Rationale & Sound Practices

Rationale

Stewards of digital newspapers need to be able to attest to the completeness, correctness, authenticity, and renderability of their collections over time. One way that institutions can do this is to require that checksums (digital signatures) be generated for their master digital files at the time of their creation and to store and compare these checksums over time. Recent digitization specifications and standards recommend that when institutions outsource digitization, they request a listed record (or manifest) of files and their checksums from their vendors or digitization units and actively use these to verify their digitized collections upon receipt (i.e., to make sure that the collection arrives intact). With this manifest of files and their checksums, stewards can also perform routine audits and implement repairs on corrupted objects from backups or preservation copies as needed over time.

Sound Practices

Checksums can be generated by several open source tools and utilities (more on this below), and can be stored in a simple output format and/or referenced to corresponding objects via metadata (e.g., METS). Once stored, these checksum records can be called upon by both content curators and preservation service providers to ensure that the objects have survived intact through both network based transfers and hardware/software processes.

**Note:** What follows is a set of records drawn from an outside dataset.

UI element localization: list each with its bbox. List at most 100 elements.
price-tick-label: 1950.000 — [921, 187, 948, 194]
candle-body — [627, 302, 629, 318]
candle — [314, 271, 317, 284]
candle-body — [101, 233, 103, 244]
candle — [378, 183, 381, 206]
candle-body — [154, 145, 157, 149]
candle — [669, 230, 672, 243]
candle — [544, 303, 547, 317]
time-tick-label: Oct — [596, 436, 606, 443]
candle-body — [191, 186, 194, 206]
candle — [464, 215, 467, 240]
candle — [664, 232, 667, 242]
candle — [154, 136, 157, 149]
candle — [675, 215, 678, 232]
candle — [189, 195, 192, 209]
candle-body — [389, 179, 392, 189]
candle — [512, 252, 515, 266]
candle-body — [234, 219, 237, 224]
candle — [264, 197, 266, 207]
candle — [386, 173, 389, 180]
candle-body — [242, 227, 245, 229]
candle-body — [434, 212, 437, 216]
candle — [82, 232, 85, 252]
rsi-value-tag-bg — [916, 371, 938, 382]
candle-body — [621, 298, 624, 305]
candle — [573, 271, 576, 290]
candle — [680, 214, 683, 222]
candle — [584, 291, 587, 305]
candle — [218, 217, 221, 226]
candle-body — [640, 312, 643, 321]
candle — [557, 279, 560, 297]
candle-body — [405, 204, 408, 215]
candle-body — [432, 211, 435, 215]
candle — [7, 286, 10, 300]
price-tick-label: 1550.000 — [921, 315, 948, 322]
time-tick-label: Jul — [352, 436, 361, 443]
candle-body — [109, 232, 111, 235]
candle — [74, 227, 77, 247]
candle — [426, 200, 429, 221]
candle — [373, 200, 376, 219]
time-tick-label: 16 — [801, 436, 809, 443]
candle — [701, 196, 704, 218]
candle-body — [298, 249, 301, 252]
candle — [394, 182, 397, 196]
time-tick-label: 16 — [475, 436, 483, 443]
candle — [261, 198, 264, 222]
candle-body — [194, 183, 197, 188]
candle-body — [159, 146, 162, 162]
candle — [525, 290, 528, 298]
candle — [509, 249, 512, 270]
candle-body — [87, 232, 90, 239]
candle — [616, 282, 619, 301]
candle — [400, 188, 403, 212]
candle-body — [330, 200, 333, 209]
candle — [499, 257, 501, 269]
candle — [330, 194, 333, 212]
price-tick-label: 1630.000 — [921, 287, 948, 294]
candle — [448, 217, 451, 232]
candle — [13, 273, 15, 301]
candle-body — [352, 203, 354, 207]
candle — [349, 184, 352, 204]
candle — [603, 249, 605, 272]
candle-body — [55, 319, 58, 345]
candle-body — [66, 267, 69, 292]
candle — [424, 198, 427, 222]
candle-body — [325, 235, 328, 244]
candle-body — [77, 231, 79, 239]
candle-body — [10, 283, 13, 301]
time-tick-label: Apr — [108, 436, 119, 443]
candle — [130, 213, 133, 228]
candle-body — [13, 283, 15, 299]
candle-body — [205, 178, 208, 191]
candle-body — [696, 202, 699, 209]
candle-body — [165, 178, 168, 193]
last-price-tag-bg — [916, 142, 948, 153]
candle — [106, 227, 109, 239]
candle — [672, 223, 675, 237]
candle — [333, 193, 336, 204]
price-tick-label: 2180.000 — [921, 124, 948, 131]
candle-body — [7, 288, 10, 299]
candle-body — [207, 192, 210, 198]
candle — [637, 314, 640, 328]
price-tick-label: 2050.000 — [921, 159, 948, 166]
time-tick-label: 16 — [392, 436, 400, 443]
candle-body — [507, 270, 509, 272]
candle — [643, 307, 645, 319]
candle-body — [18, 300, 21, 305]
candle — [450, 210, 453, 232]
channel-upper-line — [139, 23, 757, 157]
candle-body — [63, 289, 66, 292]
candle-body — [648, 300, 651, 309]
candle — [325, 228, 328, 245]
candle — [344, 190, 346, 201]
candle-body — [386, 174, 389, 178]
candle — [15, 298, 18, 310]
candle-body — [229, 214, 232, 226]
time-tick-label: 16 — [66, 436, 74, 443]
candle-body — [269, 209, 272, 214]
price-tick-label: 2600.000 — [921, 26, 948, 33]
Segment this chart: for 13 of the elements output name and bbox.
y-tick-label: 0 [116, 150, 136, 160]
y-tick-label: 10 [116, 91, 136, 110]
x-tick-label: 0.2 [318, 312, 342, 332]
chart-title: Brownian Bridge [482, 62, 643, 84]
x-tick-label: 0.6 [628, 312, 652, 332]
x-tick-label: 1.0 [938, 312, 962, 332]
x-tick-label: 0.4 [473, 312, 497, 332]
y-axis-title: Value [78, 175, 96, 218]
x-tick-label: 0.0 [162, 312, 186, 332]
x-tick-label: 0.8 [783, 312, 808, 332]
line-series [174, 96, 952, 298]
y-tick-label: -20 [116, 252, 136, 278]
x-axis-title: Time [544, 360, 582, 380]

When recording checksums for master digital newspaper files, a few important practices to follow include the following:

  1. There are a several different kinds of checksum algorithms available for institutions to apply to their files (md-5, sha-1, and sha-2 being the most prominent). Recording which algorithm was applied is imperative so that later verification processes can properly apply that same algorithm.
  2. Checksum values should be generated in such a way as to allow for later filename changes (i.e., hashing the content only). The utilities used to create the checksums may or may not have support for producing checksums on the content only as opposed to the content plus the filename.
  3. Checksums are best used for near-term audit purposes because checksums can also be miscalculated at the time of creation or corrupted at later points and may need to be recreated from known good originals.